6月5日に起きたシステム障害の原因について、日本航空(JAL/JL、9201)は6月9日、プログラムの潜在的な不具合によるものだったことを明らかにした。
このトラブルは5日午前、貨物の搭載計画や機体の重量重心計算などを担う重量管理システムで発生。機材繰りによる翌日の4便を含む178便が欠航し、5日は約1万4000人に影響が出た。
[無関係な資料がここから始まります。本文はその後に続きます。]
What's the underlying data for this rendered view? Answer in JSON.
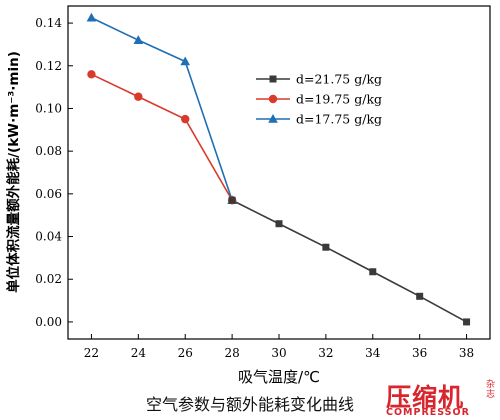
{
  "chart_data": {
    "type": "line",
    "title": "",
    "xlabel": "吸气温度/℃",
    "ylabel": "单位体积流量额外能耗/(kW·m⁻³·min)",
    "xlim": [
      21,
      39
    ],
    "ylim": [
      -0.008,
      0.148
    ],
    "xticks": [
      22,
      24,
      26,
      28,
      30,
      32,
      34,
      36,
      38
    ],
    "yticks": [
      0.0,
      0.02,
      0.04,
      0.06,
      0.08,
      0.1,
      0.12,
      0.14
    ],
    "legend_position": "right-center",
    "series": [
      {
        "name": "d=21.75 g/kg",
        "color": "#3a3a3a",
        "marker": "square",
        "x": [
          28,
          30,
          32,
          34,
          36,
          38
        ],
        "values": [
          0.057,
          0.046,
          0.035,
          0.0235,
          0.012,
          0.0
        ]
      },
      {
        "name": "d=19.75 g/kg",
        "color": "#d93a2b",
        "marker": "circle",
        "x": [
          22,
          24,
          26,
          28
        ],
        "values": [
          0.116,
          0.1055,
          0.095,
          0.057
        ]
      },
      {
        "name": "d=17.75 g/kg",
        "color": "#1f6fb5",
        "marker": "triangle",
        "x": [
          22,
          24,
          26,
          28
        ],
        "values": [
          0.1425,
          0.132,
          0.122,
          0.057
        ]
      }
    ]
  },
  "caption": "空气参数与额外能耗变化曲线",
  "logo": {
    "cn": "压缩机",
    "en": "COMPRESSOR",
    "side": "杂志"
  }
}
システムは今年1月に導入したもので、ルフトハンザ ドイツ航空(DLH)の子会社ルフトハンザシステム製。プログラムの不具合により、不要になったデータが滞留したことで障害が発生した。9日都内で会見したJALの植木義晴社長は、「修正プログラムを入手して改修する。作業が終わるまではデータの滞留状況を監視していく」と述べ、再発防止に努めるとした。
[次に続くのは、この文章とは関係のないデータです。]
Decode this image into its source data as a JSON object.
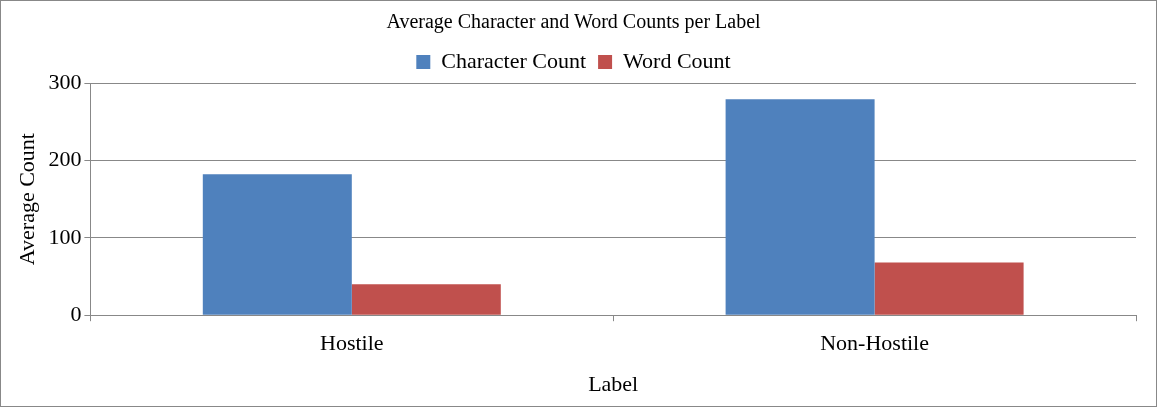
{
  "chart_data": {
    "type": "bar",
    "title": "Average Character and Word Counts per Label",
    "xlabel": "Label",
    "ylabel": "Average Count",
    "categories": [
      "Hostile",
      "Non-Hostile"
    ],
    "series": [
      {
        "name": "Character Count",
        "color": "#4f81bd",
        "values": [
          182,
          279
        ]
      },
      {
        "name": "Word Count",
        "color": "#c0504d",
        "values": [
          40,
          68
        ]
      }
    ],
    "ylim": [
      0,
      300
    ],
    "yticks": [
      0,
      100,
      200,
      300
    ],
    "grid": "y",
    "legend": "top"
  }
}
また、2013年10月から今年5月にかけて、JALが整備を委託する子会社のJALエンジニアリング(JALEC)で整備ミスが16件発覚した件については、「運航の安全に直接結びつかなかったが、連続してヒューマンエラーが発生したことを重く受け止めている」(植木社長)と述べた。
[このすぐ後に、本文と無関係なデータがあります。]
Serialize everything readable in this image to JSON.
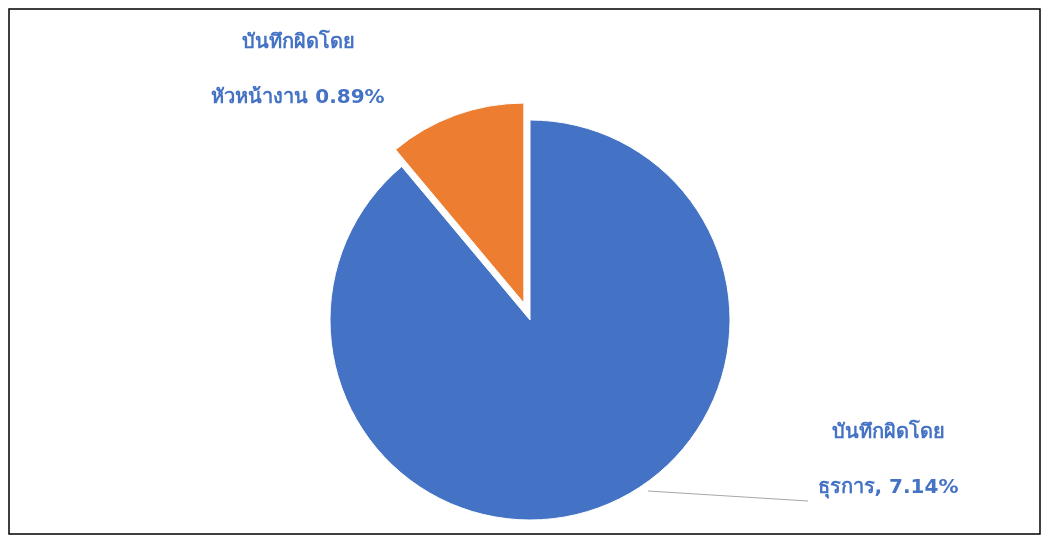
{
  "chart_data": {
    "type": "pie",
    "categories": [
      "บันทึกผิดโดย ธุรการ",
      "บันทึกผิดโดย หัวหน้างาน"
    ],
    "values": [
      7.14,
      0.89
    ],
    "colors": [
      "#4472c4",
      "#ed7d31"
    ],
    "value_labels": [
      ", 7.14%",
      "0.89%"
    ]
  }
}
ヒューマンエラーが連続した背景として、JALではコミュニケーション不足を挙げており、5月19日から23日までの5日間、緊急性のある作業を除いて整備作業を中断し、作業手順の見直しなど再発防止策を検討するミーティングを開いた。
世代間格差をはじめ、JALEC内でもエンジン整備の部署から機体整備へ、成田から羽田への異動といった、整備士が持つバックグランドの差異が、コミュニケーション不足につながっていたという。
JALでは今後、コミュニケーション不足に陥りやすかった部分について、会社側が意図的にコミュニケーションを取る機会を設けることで、改善を図るとしている。